Tenho próprio casal¹ e nele assisto²; dá-me vinho, legume, fruta, azeite; das brancas ovelhinhas tiro o leite, e mais as finas lãs, de que me visto. Graças, Marília bela, graças à minha estrela!
(...)
[5]
Tu não verás, Marília, cem cativos tirarem o cascalho e a rica terra, ou dos cercos dos rios caudalosos, ou da minada serra.
Não verás separar ao hábil negro do pesado esmeril a grossa areia, e já brilharem os granetes de oiro no fundo da bateia³.
(...)
Não verás enrolar negros pacotes das secas folhas do cheiroso fumo; nem espremer entre as dentadas rodas da doce cana o sumo.
Verás em cima da espaçosa mesa altos volumes⁴ de enredados feitos; ver-me-ás folhear os grandes livros, e decidir os pleitos.

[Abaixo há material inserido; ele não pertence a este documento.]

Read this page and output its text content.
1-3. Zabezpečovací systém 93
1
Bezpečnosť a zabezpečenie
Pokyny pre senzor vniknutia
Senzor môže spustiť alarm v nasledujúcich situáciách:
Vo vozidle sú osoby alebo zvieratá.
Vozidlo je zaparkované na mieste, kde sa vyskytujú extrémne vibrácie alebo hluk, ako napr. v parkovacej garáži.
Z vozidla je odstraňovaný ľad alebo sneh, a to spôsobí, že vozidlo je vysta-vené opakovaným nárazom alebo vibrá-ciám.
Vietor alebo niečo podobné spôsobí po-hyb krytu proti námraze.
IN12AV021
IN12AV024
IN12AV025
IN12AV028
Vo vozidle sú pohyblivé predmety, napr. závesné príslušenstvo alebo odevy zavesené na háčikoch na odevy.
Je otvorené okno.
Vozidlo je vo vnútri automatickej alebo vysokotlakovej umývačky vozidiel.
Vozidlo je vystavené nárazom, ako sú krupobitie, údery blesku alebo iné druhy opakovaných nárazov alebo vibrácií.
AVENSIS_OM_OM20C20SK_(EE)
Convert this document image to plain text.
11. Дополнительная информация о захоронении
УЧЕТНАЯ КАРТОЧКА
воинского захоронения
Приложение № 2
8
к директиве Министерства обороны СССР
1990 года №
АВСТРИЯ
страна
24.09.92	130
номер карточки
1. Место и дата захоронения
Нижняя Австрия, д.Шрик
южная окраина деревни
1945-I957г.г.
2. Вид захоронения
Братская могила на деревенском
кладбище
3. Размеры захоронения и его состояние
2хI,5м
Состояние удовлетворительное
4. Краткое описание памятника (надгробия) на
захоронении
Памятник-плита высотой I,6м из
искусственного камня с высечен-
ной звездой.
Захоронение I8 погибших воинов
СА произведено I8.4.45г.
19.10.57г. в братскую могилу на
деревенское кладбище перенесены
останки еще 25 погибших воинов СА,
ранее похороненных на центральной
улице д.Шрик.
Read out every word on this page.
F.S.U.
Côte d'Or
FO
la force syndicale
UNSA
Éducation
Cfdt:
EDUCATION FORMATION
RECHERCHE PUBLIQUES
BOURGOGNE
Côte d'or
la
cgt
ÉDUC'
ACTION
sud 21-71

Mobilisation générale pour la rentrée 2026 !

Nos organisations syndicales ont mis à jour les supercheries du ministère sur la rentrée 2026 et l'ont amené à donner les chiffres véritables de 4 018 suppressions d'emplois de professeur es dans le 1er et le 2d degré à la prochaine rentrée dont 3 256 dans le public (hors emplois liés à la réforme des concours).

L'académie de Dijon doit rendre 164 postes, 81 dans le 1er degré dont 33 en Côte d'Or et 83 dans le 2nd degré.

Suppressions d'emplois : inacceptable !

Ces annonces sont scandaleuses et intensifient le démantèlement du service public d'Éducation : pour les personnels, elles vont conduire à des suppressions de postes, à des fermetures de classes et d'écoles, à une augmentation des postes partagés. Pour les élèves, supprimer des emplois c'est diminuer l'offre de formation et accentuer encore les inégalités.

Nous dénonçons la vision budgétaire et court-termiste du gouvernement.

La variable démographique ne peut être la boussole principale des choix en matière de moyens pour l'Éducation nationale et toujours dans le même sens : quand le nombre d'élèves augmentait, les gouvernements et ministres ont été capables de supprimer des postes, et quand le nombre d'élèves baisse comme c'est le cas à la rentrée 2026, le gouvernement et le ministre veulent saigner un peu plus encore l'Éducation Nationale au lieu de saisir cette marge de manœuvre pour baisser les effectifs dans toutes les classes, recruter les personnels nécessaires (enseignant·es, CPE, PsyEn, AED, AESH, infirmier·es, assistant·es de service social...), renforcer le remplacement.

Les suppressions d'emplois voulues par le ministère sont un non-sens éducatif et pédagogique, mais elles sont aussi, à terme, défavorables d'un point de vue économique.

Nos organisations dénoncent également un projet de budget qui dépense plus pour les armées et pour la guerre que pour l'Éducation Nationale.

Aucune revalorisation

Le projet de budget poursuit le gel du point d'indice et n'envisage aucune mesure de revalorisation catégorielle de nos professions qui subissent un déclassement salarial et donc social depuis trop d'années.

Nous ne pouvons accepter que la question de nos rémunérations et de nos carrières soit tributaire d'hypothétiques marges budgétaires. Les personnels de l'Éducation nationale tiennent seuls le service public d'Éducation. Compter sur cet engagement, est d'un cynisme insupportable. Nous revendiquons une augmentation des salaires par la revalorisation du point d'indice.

Enquanto revolver os meus consultos, tu me farás gostosa companhia, lendo os fastos da sábia, mestra História, e os cantos da poesia.
Tomas A. Gonzaga, Marília de Dirceu
Glossário:
¹casal: pequena propriedade rural.
²assisto: resido, moro.
³bateia: utensílio empregado no garimpo; espécie de gamela.
⁴altos volumes: referência a processos judiciais, pois o poeta era magistrado.
Nesses excertos, Dirceu apresenta a Marília alguns dos argumentos com que pretende convencê-la a desposá- lo, bem como lhe sugere uma imagem de sua vida conjugal futura.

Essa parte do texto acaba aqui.